College houses develop seminars for fall

from The Daily Pennsylvanian
April 9, 1997
page 2
By Michael Brus

Ever dream of going to class in your robe and slippers?

Four new college house seminars - created by the many of the same students who will take them - offer the opportunity of studying offbeat topics by literally rolling out of bed.

Held in the seminar room of each participating college house, the courses range from the expected - W.E.B. DuBois College House's "Past, Present, and Future of Africans in America" Ñ to the wacky Ñ Stouffer College House's "'Weird' and 'Eccentric' Unusual Individuals in the History of the Philadelphia Area."

The courses, which are not listed in the fall 1997 course and room roster are open primarily to residents of the respective houses, and will be open to the general student body if they do not fill up.

But English Professor AI Filreis said that probably only the DuBois course will be open to outside students.

"Three of the four courses are all ready to run in terms of enrollment," he said.

Filreis, who chairs the Residential Faculty Council, said the seminars - new this fall - are the brainchild of the College and the RFC.

"What's new in these courses is they're student created," he said "We assumed this would work in the small houses."

Each house devised its seminar differently. Ware College House, for example, invited teaching assistants to present course proposals to the house council. The winner - "Health and Society" - beat a course on the medical philosophy of Ware alumnus William Carlos Williams.

Van Pelt residents decided to create their course from scratch and then search for an instructor.
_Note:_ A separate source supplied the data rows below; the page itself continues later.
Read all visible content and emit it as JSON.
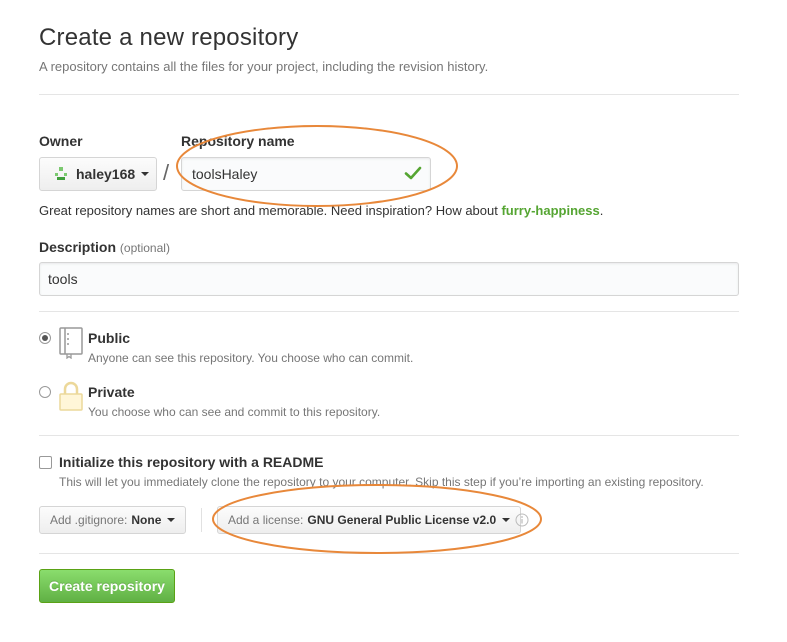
{
  "header": {
    "title": "Create a new repository",
    "subtitle": "A repository contains all the files for your project, including the revision history."
  },
  "form": {
    "owner_label": "Owner",
    "owner_value": "haley168",
    "separator": "/",
    "repo_name_label": "Repository name",
    "repo_name_value": "toolsHaley",
    "hint_text": "Great repository names are short and memorable. Need inspiration? How about ",
    "hint_suggestion": "furry-happiness",
    "hint_end": ".",
    "description_label": "Description",
    "description_optional": "(optional)",
    "description_value": "tools"
  },
  "visibility": {
    "selected": "Public",
    "options": [
      {
        "title": "Public",
        "desc": "Anyone can see this repository. You choose who can commit."
      },
      {
        "title": "Private",
        "desc": "You choose who can see and commit to this repository."
      }
    ]
  },
  "init": {
    "label": "Initialize this repository with a README",
    "desc": "This will let you immediately clone the repository to your computer. Skip this step if you’re importing an existing repository.",
    "checked": false
  },
  "gitignore": {
    "prefix": "Add .gitignore:",
    "value": "None"
  },
  "license": {
    "prefix": "Add a license:",
    "value": "GNU General Public License v2.0"
  },
  "create_button": "Create repository",
  "colors": {
    "accent_green": "#55a532",
    "button_green": "#60b044",
    "annotation_orange": "#e8883a"
  }
}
After developing "Student Movements in the Political Process," the house council recruited English graduate student Victor Tulli, who is writing his thesis on a related topic.

Tulli said he intends to "theorize how and why we think about student protests the way we do."

DuBois's house council molded its course so that it could be taught by DuBois Faculty Master and Education Professor Howard Stevenson.

"[The course is] a way to connect social issues of black empowerment, reform and social psychology," Stevenson said. "It's about giving back to the neighborhood."

Stouffer's house council developed its course along with faculty master and German Professor Karl Otto.

"'Weird' and 'Eccentric"' was actually the council's third proposal, behind a course on bias in the media and one on cult films.

" [But] part of the problem was finding profs who could teach the courses and who were willing to teach them," Otto said. "The compensation wasn't anywhere near what you'd expect."

Unable to find an instructor for its first two choices, Stouffer decided to offer its last choice, which Otto felt qualified to teach.

"Anyone who has studied literature, psychology and sociology has some idea" of the course's themes, he said. "I don't think you could ever be trained fully to teach a course like this because it is so interdisciplinary."

Filreis acknowledged the material disincentives of teaching a college house seminar. Not only must instructors teach the seminars on top of their regular course loads, they are paid at the rate of College of General Studies instructors - far lower than they would receive teaching College courses.

But Filreis said there are intangible benefits to teaching these courses, such as the chance to teach a different type of subject matter.

"[The students] want to do this because it's exciting," he said. "When you live together [with classmates] there are all kinds of add-ons. The course becomes a part of the conversation around the house."